An object moves at constant angular velocity around a circle of radius 8.5 meters, making a revolution every 8.5 seconds.
After (1/12)( 8.5) seconds, starting at 0 radians when t = 0, the angular position will be 1/12 of a complete circle, or `theta1 = (1/12)(2 `pi ) radians = `pi /6 radians.
This is a familiar angle, 30 degrees above the x axis, with sine equal to 1/2 and cosine equal to `sqrt(3) / 2. On a circle of radius 8.5 meters, the x and y coordinates will therefore be
x1 = 8.5 meters (`sqrt(3) / 2) = 7.361 meters
and
y1 = 8.5 meters (1/2) = 4.25 meters.
After (5/8)( 8.5 seconds), the angular position will be
`theta1 = (5/8)(2 `pi radians) = 5 `pi /4 radians.

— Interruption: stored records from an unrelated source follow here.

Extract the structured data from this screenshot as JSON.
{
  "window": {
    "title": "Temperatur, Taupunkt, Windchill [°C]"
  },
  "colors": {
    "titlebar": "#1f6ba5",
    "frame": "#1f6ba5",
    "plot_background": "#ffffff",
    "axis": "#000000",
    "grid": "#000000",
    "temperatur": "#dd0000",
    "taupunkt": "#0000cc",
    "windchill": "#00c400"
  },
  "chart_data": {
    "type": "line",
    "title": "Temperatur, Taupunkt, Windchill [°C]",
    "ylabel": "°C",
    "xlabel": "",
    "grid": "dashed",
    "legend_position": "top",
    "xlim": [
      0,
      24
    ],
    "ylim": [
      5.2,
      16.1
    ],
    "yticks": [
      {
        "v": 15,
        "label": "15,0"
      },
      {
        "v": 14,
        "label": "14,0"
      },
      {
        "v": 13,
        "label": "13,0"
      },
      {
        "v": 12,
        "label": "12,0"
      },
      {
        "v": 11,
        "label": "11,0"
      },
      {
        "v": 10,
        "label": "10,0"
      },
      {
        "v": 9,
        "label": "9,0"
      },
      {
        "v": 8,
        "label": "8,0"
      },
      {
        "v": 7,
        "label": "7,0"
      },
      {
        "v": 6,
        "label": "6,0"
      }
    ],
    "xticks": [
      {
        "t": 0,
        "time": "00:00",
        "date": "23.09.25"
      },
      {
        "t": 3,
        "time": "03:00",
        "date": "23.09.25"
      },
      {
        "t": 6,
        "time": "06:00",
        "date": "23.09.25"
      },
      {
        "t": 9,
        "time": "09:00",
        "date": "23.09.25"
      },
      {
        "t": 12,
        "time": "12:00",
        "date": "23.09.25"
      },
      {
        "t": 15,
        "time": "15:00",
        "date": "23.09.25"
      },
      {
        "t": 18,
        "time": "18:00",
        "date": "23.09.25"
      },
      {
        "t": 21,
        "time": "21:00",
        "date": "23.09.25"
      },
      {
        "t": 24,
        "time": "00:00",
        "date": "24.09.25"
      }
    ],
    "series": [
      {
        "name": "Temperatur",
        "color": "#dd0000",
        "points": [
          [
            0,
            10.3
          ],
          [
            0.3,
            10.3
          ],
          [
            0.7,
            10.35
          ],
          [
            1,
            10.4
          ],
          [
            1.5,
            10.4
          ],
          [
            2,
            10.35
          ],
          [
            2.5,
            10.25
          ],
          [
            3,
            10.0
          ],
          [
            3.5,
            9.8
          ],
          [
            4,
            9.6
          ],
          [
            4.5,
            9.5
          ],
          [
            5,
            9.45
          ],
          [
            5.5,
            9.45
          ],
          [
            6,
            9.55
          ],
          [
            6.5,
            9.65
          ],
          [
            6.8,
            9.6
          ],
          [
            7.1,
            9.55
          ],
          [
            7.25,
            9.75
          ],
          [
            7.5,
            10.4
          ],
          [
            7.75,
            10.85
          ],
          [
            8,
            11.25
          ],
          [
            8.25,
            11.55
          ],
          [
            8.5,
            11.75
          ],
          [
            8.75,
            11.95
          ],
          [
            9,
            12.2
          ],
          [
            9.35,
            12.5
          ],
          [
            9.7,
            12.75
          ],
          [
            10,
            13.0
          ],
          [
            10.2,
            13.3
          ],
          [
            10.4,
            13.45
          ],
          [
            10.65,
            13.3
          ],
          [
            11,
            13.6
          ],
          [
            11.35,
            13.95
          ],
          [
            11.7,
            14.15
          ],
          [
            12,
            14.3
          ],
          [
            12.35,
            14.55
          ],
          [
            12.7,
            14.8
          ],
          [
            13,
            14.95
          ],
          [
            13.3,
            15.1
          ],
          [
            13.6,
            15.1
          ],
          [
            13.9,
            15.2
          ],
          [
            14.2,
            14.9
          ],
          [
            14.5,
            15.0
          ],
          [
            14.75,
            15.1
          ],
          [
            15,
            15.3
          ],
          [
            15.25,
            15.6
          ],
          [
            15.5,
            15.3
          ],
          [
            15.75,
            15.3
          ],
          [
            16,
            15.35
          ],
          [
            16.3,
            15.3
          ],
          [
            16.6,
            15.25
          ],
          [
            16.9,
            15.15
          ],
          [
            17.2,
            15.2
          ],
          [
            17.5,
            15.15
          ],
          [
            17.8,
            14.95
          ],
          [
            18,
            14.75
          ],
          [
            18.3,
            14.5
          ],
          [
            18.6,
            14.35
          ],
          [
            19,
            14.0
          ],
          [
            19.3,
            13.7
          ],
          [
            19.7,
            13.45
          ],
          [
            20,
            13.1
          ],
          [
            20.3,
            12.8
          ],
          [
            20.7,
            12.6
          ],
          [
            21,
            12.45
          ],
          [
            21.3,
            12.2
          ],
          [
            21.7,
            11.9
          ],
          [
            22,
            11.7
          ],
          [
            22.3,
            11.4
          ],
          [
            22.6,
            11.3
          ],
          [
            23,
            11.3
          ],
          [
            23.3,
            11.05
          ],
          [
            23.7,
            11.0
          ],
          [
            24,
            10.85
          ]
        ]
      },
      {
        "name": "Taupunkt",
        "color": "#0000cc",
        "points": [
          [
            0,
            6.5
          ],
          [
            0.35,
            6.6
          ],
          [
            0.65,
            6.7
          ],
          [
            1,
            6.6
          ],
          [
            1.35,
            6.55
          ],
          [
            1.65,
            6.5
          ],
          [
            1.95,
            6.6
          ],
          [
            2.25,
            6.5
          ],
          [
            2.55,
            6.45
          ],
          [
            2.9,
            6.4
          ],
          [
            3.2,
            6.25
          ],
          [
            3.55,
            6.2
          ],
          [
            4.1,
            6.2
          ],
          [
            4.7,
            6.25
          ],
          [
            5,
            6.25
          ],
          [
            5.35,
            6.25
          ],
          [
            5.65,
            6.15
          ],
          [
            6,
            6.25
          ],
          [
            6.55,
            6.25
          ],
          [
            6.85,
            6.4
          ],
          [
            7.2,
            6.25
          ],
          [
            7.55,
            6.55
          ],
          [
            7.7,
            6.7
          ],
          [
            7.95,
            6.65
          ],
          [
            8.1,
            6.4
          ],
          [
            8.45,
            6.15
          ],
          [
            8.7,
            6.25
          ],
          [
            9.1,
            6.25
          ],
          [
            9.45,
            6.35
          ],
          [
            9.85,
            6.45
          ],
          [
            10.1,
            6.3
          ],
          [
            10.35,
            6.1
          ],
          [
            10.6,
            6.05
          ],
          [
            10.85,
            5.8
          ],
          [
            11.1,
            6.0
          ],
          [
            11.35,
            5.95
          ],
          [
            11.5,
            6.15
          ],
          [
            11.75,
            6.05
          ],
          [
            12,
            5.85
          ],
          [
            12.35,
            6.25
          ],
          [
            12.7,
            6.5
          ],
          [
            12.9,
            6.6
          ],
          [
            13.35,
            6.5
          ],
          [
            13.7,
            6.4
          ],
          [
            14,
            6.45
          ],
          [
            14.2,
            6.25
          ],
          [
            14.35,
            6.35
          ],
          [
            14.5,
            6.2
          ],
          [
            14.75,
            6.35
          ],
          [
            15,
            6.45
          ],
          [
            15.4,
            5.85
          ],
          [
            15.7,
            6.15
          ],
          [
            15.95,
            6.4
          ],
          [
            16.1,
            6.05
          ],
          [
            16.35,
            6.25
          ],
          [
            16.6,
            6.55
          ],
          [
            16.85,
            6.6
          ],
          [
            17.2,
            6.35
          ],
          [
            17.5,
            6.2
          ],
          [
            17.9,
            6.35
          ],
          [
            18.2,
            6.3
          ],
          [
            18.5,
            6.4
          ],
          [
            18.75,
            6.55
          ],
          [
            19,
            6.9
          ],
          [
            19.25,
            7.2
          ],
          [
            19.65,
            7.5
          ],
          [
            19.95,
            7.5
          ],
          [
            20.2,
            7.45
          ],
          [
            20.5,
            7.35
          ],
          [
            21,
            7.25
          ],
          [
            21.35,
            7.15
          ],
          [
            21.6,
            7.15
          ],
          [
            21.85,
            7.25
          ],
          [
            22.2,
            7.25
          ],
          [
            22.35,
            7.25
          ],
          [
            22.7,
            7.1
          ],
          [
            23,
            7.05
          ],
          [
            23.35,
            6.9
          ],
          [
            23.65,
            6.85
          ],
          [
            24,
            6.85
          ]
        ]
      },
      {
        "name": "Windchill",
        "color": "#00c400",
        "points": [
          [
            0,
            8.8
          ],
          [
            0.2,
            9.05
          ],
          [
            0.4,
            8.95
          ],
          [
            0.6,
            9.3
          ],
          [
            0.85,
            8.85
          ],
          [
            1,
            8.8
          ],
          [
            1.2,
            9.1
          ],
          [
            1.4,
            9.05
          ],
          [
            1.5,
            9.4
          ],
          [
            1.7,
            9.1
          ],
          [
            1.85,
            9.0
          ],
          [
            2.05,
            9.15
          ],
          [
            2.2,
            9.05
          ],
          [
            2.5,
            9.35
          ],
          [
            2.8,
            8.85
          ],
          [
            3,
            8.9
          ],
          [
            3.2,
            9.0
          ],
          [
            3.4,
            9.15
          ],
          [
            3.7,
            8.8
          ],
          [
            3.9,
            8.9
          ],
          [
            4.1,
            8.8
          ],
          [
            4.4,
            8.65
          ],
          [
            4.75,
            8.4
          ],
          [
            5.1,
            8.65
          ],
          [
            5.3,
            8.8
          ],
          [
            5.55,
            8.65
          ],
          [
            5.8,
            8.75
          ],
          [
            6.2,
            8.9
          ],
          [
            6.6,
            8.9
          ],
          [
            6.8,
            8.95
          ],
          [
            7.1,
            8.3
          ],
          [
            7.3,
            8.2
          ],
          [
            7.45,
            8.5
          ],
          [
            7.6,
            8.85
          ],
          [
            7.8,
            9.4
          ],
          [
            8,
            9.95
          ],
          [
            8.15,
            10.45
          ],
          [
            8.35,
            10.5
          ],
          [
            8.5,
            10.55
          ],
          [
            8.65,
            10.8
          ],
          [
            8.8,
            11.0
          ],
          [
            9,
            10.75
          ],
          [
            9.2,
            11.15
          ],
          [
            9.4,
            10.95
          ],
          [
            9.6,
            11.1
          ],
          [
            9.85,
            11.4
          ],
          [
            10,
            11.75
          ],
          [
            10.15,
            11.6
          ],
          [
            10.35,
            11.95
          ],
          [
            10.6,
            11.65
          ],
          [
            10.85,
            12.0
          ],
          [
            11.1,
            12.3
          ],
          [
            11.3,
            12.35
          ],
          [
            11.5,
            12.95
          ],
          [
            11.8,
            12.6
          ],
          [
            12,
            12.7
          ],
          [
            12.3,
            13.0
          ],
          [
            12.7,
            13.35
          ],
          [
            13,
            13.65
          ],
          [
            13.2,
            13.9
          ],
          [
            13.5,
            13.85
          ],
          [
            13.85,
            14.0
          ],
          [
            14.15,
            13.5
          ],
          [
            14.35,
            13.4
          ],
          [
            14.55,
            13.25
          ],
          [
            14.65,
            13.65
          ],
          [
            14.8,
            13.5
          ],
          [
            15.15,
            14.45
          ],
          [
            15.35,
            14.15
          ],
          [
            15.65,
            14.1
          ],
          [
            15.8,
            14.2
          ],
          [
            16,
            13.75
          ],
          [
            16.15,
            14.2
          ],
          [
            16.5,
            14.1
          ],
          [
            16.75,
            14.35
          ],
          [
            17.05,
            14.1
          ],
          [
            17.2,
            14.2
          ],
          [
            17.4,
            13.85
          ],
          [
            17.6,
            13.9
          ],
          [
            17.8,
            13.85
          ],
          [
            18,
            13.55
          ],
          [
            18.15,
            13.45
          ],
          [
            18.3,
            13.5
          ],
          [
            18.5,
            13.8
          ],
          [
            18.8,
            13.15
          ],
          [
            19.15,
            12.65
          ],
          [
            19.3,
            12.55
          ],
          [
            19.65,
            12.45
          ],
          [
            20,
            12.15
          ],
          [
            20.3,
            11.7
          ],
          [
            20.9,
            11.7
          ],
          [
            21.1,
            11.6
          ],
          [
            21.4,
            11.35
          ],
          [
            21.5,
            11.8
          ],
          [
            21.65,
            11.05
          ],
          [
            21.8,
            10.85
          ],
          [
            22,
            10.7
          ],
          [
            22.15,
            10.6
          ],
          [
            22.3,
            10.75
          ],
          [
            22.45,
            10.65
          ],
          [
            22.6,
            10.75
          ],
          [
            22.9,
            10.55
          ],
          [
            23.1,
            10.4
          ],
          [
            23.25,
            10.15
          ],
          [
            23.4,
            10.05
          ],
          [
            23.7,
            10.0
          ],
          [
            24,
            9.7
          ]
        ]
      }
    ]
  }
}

This is a third-quadrant angle at 45 degrees from the x axis, with both sine and cosine equal to -`sqrt(2) / 2. On a circle of radius 8.5 meters, the x and y coordinates will therefore be
x2 = 8.5 meters (-`sqrt(2) / 2) = -6.011 meters
and
"y2 = 8.5 meters (-`sqrt(2) / 2) = -6.011 meters.